Pulitzer prize-winner Jared Diamond has an interesting metaphor for the failure and ultimate… Pulitzer prize-winner Jared Diamond has an interesting metaphor for the failure and ultimate collapse of society: gated communities in Los Angeles.
On Monday afternoon, Diamond delivered his absorbing lecture “Collapse: How Societies Choose to Fail or Succeed” to a packed auditorium in Carnegie Mellon’s University Center. The lecture was part of his acceptance of the 2006 Dickson Prize for outstanding achievement in science. The prize, which is awarded annually by CMU, honors scientists whose work spans interdisciplinary fields.
Diamond, after conducting, sifting and sorting through heaps of research, believes that the role of the elite (policy-makers) is the main indicator of whether a society will fail or succeed. If the elite isolate themselves, they will make decisions for their own short-term benefit – decisions that are detrimental to the society, he explained.
Los Angeles’ gated communities illustrate this concept well. The members of a gated community can, for instance, avoid the problems of poor public schools and poor water quality by sending their kids to private schools and by drinking bottled water.

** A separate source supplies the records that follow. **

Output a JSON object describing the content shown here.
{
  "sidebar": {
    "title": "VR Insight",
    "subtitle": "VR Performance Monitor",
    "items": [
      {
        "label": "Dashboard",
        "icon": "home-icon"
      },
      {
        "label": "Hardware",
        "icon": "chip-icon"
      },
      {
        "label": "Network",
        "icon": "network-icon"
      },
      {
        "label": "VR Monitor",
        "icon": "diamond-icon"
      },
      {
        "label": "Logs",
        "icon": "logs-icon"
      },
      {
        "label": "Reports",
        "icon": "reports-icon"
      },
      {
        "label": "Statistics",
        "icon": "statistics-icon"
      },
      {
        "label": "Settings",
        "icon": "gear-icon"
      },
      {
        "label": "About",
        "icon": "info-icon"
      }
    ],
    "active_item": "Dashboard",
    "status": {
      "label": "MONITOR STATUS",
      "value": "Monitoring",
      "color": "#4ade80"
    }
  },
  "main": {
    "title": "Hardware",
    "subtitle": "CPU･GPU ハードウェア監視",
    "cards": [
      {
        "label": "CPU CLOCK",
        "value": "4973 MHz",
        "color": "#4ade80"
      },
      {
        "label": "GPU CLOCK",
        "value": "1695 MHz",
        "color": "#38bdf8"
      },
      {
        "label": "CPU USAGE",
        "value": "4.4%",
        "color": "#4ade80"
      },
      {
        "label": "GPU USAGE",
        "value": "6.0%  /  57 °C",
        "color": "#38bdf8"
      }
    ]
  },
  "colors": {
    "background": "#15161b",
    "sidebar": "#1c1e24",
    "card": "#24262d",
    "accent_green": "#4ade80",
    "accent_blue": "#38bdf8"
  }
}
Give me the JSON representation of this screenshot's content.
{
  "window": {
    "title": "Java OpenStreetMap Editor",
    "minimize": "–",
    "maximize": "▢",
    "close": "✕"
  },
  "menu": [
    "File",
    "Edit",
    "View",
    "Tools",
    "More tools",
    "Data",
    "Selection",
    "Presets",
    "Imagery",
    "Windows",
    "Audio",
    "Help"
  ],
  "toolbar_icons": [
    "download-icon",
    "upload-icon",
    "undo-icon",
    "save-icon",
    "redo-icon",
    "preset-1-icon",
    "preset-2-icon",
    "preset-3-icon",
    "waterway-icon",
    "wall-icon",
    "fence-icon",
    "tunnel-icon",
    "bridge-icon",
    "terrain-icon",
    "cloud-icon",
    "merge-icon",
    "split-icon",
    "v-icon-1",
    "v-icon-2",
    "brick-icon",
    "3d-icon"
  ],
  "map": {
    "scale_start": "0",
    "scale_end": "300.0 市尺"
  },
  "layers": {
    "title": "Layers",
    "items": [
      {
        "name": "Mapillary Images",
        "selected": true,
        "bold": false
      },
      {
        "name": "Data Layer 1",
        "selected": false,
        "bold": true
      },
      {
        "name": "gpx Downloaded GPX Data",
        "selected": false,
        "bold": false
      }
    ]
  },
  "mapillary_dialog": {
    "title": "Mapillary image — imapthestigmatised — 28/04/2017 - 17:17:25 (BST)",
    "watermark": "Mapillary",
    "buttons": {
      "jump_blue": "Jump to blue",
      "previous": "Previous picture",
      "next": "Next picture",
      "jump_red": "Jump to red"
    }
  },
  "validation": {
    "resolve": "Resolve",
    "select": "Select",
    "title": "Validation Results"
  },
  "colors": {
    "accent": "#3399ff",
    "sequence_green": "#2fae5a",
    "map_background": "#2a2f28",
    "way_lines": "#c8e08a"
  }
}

At the event, Diamond addressed the audience fully, making direct eye contact and walking back and forth across the lacquered-wood stage. At the start of his lecture, Diamond said that the department one studies or teaches in is not always indicative of one’s interests.
He pointed to his own case: He is a professor of geography at UCLA with a doctorate in microbial physiology and a specialist in the bird population of New Guinea.
Diamond said he has been mystified by the collapse of great societies since his adolescence. In his most recent book, “Collapse,” Diamond investigates the collapse of societies over the course of history.
During the lecture, he discussed briefly one of the most intriguing of societal collapses. Circa 800-900 A.D., a group of Polynesians began to settle on Easter Island. Roughly 800 years later, in 1680, the island erupted into civil war and the natives turned to cannibalism – the collapse of their society. How did this happen?
The islanders, to prove their devotion to their gods, would erect huge wooden statues. They would also compete with their neighbors for the biggest statue. The islanders’ trees were their main resource – for heating, for housing, for transporting the statues, for building the statues and for animal and plant habitat. As the islanders deforested Easter Island completely, they inadvertently brought about the collapse of their own society.
For Diamond, the question that intrigues him most is not in the physical and historical research of how societies like Easter Island collapsed, but rather why. He wants to know “why groups of people make disastrous decisions.” His four categories, as listed in his book, are: failure to anticipate a problem, failure to perceive a problem, failure to address a problem and failure to solve a problem successfully.
Diamond’s hope for the numerous books and articles he has written, he said, is that we may be able to “extract lessons from the past to help us in the present.” But Diamond was quick to point out that we must first be aware of the differences between the past and the present in order to learn lessons from them. One of these differences involves the tremendous population increase from past populations. Another is the readily available destructive technology (i.e., nuclear power, huge saws, electric-powered machines) that replaced simple tools.
It took the residents of Easter Island roughly 800 years to completely deforest their home. Diamond said this is in stark contrast to our present situation. “At our current deforestation rate,” he stated, “by 2030, the only remaining tropical forests will be in the Amazon and Congo basins.” And these forests, he added, would not be in the state that they are in now.
He added that environmental protection and economics should not be a balancing act for policy-makers: “It’s easier and cheaper to solve environmental problems now, rather than later.”
Diamond’s lecture was a diligent sum-up of his 525-page book.
Toward the end of the lecture, Diamond said, “It’s not enough to send your children to a good school if in 40 years they are living in a world not worth living in.”
He also joked that if everything were grim and the collapse of global society and the destruction of the environment were inevitable, then he would ask the audience members to join him outside for a mass-suicide.
Of course this is not the case, we know. And thankfully, thankfully, the genius intellect of Diamond (he is, after all, a recipient of the Genius Award from the MacArthur Foundation Fellowship), agrees.